Seit Pearl Harbour gab es keinen externen Angriff auf die Vereinigten Staaten von Amerika mehr!
Der 11 September des Jahres 2001 sollte die mächtigste Nation der Welt eines Besseren belehren!
Die kontinentale Festung U.S.A. wurde erschüttert und der amtierende Präsident George W. Bush sah sich, zuerst paralysiert und dann wahnhaft vom Terrorismus bedroht, zu einem illegitimen Angriffskrieg auf den Irak verpflichtet.
Die Twin Towers, Wahrzeichen New Yorks, wurden von zwei Passagiermaschinen empfindlich getroffen, so dass sie einstürzten und mehrere tausend Menschenleben den Tod brachten.
Der Schock der Amerikaner saß tief und erstmalig wurde hinterfragt, warum und wie es dazu kommen konnte, dass die militärische Weltmacht ins Wanken gebracht werden konnte.
„Scapegaoting“ war die Devise der amtierenden Regierung und sie bescherte sich damit nicht nur heftige globale Kritik, sondern auch einen Massenverfolgungswahn der Superlative im eigenen Land!
Einigkeit besteht zumindest darüber, dass Tausende von Menschen ihr Leben lassen mussten und viele schwer verletzt wurden (sowohl körperlich als auch seelisch).
Das ein Film zu diesen tragischen Ereignissen folgen würde war so sicher wie das Amen in der Kirche, doch wann würden die U.S.A. für ein solches Werk bereit sein? Wann würden körperliche und seelische Wunden verheilt oder zumindest vernarbt sein, um eine Hollywood- Aufarbeitung dieses traurigen historischen Ereignisses zu verkraften?
Der „Natural Born Killers“ Regisseur Oliver Stone dachte sich, dass die Zeit der Auf- und Verarbeitung wohl die betreffende Generation ein Leben lang beschäftigen würde (Mit Fug und Recht) und entschloss sich fünf Jahre nach den terroristischen Ereignissen einen Film zu präsentieren, der zur Aufarbeitung beitragen soll.
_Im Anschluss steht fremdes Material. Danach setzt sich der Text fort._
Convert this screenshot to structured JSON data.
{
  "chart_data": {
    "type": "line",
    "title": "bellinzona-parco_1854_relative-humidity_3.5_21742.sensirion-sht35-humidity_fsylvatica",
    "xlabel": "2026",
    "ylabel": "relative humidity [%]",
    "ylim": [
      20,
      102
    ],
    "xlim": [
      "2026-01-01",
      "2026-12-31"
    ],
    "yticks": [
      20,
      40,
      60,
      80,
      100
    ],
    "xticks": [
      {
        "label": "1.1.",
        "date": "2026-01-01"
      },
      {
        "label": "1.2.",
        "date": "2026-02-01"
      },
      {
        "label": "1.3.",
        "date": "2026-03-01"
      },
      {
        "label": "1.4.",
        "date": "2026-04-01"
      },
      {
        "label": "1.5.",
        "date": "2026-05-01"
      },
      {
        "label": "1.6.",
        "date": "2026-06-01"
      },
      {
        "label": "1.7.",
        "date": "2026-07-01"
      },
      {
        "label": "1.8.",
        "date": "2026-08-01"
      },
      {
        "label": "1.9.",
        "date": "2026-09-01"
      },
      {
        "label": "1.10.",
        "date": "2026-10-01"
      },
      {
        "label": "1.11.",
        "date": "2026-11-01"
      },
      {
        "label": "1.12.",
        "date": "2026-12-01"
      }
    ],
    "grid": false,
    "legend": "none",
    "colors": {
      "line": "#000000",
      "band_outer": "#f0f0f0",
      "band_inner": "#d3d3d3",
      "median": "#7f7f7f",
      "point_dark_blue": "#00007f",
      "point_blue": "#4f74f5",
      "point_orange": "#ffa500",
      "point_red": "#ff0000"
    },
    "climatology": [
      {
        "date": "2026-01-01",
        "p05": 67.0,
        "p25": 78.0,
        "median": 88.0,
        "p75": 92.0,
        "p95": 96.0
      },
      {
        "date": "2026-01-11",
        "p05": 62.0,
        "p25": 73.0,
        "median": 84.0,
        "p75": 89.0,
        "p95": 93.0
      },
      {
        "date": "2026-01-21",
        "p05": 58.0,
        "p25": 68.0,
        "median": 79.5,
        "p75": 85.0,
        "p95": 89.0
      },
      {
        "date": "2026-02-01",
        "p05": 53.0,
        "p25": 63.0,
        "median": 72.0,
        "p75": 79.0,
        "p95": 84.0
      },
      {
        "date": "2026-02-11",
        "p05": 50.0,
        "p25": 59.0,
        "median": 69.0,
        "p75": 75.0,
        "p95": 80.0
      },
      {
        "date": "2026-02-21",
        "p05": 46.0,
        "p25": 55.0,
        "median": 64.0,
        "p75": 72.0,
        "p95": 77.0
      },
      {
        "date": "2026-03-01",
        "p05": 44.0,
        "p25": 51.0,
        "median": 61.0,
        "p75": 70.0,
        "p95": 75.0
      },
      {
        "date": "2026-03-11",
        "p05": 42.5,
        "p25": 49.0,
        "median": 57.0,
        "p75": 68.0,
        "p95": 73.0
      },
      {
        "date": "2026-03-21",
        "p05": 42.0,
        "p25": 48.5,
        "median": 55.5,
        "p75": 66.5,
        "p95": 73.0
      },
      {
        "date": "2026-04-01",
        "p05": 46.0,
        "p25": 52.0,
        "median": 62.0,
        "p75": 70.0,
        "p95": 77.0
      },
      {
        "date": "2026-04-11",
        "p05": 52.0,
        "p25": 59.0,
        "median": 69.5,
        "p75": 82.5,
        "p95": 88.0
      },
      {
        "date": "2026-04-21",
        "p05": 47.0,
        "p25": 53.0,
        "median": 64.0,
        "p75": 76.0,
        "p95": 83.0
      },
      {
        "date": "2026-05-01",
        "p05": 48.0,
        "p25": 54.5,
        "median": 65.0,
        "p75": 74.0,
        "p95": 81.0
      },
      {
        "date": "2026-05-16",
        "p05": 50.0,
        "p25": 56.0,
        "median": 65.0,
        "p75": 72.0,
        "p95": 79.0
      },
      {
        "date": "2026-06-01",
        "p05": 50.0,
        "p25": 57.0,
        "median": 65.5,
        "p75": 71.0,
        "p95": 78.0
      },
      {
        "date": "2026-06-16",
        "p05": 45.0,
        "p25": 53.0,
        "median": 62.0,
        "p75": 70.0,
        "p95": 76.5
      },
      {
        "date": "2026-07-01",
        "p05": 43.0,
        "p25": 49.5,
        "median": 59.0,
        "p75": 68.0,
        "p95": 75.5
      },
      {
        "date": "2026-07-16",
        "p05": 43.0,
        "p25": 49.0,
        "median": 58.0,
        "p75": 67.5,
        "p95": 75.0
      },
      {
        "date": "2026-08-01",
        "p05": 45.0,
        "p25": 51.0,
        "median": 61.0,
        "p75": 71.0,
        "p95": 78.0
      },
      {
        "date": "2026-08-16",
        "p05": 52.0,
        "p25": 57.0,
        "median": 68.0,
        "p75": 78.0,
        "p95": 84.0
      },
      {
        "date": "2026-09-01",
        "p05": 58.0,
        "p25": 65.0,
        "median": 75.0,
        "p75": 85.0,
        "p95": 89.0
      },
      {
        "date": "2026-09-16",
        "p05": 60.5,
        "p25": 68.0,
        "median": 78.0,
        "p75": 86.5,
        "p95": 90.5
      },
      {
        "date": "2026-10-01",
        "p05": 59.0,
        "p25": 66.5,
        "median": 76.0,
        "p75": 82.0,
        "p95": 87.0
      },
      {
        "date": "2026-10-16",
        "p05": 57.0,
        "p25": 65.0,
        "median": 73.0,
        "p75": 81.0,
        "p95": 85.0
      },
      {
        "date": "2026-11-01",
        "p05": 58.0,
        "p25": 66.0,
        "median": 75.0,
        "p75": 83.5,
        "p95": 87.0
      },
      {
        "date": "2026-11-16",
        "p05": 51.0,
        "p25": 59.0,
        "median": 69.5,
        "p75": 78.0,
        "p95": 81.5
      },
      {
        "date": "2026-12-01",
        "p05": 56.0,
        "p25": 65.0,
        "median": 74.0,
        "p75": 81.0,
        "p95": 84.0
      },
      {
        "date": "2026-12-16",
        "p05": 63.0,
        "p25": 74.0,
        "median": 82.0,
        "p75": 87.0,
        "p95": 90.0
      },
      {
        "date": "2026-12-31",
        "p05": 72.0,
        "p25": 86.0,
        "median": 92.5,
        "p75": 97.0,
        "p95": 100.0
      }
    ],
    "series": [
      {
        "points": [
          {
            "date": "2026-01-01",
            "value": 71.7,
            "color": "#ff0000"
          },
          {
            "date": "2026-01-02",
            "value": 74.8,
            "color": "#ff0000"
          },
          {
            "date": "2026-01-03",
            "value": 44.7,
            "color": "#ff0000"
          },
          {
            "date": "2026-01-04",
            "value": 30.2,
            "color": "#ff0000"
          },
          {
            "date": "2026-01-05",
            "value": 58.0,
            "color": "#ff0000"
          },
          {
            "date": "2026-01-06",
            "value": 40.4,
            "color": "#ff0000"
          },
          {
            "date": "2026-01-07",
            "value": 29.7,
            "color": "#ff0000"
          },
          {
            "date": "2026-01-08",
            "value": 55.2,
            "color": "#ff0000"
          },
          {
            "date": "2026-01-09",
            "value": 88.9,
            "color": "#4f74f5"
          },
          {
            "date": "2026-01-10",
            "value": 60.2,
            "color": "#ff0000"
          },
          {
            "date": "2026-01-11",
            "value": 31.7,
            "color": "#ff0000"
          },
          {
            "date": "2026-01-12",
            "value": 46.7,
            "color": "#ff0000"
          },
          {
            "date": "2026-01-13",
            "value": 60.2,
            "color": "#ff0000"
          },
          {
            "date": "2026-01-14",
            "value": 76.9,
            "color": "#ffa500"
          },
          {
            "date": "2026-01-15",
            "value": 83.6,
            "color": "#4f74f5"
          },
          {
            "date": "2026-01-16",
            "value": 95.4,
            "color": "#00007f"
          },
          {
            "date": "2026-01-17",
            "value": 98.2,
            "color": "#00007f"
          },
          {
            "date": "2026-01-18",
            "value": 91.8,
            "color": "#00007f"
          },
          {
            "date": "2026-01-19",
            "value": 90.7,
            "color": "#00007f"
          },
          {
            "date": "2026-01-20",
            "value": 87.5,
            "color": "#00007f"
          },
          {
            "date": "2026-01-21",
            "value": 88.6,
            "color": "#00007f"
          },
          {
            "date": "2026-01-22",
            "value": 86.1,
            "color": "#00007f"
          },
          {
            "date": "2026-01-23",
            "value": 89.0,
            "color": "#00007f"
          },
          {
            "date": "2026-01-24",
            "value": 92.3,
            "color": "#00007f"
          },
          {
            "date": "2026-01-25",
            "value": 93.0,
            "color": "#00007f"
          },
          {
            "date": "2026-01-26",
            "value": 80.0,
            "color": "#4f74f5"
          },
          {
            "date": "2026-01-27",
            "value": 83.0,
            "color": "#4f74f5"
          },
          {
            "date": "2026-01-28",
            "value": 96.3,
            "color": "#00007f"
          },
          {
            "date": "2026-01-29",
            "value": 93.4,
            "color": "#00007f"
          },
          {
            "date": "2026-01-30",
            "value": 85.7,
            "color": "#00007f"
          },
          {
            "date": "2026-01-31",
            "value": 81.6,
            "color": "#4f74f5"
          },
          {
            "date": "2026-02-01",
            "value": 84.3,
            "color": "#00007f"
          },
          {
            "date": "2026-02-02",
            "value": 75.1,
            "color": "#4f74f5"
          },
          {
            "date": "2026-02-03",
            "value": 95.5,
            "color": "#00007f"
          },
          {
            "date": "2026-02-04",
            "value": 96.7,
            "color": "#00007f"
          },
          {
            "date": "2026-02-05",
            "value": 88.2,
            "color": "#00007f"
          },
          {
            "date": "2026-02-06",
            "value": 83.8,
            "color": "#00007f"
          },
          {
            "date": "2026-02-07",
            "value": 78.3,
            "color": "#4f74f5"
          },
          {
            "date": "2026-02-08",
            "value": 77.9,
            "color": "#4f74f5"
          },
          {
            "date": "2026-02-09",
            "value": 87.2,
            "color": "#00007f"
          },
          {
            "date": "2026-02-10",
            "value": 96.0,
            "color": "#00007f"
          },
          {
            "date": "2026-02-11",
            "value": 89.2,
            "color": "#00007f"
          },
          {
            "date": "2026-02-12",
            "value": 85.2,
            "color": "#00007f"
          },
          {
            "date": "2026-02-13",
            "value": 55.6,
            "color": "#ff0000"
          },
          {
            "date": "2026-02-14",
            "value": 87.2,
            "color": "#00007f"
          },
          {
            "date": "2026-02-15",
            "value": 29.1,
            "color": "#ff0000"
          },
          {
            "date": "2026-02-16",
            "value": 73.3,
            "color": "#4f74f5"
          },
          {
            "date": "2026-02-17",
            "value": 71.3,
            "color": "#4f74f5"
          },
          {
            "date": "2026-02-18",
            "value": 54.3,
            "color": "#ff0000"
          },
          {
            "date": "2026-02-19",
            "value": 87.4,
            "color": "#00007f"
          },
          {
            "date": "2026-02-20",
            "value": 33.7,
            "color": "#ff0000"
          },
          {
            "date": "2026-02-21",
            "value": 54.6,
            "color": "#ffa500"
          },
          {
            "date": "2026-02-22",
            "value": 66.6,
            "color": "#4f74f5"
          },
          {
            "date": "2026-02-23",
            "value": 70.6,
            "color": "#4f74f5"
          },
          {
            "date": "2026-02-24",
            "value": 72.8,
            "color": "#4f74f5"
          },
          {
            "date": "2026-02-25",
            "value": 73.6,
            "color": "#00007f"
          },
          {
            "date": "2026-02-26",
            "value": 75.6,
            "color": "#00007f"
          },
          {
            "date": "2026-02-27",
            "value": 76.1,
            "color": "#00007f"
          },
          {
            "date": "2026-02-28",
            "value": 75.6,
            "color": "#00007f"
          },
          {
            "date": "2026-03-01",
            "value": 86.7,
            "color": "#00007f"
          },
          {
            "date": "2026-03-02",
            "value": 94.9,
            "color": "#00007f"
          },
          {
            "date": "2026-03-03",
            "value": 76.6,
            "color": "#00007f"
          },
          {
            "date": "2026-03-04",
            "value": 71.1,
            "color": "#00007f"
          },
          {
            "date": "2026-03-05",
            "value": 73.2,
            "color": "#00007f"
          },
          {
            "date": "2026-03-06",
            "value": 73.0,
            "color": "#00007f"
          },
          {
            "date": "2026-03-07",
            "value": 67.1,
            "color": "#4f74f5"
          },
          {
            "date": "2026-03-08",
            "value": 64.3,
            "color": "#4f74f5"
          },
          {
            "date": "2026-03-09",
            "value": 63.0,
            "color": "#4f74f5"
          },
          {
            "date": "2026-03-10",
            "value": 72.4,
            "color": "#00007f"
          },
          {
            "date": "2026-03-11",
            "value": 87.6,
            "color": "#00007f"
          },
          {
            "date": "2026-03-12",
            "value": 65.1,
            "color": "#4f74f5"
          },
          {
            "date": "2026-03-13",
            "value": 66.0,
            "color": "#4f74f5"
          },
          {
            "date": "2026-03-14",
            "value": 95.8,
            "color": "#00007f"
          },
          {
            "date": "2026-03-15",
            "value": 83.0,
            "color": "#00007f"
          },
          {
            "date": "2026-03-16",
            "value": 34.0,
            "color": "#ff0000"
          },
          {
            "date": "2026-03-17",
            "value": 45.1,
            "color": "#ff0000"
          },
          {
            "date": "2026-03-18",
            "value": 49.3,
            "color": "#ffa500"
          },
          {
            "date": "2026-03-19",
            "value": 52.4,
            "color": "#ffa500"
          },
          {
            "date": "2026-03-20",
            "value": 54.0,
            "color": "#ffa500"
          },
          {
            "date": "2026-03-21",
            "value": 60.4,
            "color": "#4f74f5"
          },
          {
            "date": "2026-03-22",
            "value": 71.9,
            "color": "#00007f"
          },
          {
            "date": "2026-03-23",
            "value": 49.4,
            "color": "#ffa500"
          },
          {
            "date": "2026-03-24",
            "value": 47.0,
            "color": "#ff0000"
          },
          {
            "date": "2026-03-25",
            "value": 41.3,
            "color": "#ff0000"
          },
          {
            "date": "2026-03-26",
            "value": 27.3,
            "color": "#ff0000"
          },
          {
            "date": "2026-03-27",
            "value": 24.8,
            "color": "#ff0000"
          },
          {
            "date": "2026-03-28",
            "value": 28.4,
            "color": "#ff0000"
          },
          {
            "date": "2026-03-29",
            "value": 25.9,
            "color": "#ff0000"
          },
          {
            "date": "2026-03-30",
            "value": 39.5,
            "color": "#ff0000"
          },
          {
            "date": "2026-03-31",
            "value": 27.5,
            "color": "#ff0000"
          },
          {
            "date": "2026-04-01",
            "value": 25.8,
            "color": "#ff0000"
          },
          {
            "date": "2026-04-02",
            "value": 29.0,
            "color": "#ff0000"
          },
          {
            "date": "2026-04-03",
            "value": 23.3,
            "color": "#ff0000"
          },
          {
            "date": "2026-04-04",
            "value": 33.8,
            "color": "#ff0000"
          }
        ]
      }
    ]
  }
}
Um es im Vorfeld zu sagen: Dies ist ihm mit
„World Trade Center“
grandios gelungen, was ich nicht von ihm erwartet hätte.
Stone fängt das Chaos sensibel ein, indem er zwei Schicksale von Rettungskräften schildert, welche selbst Opfer der einstürzenden Twin Towers werden und um ihr Überleben kämpfen müssen!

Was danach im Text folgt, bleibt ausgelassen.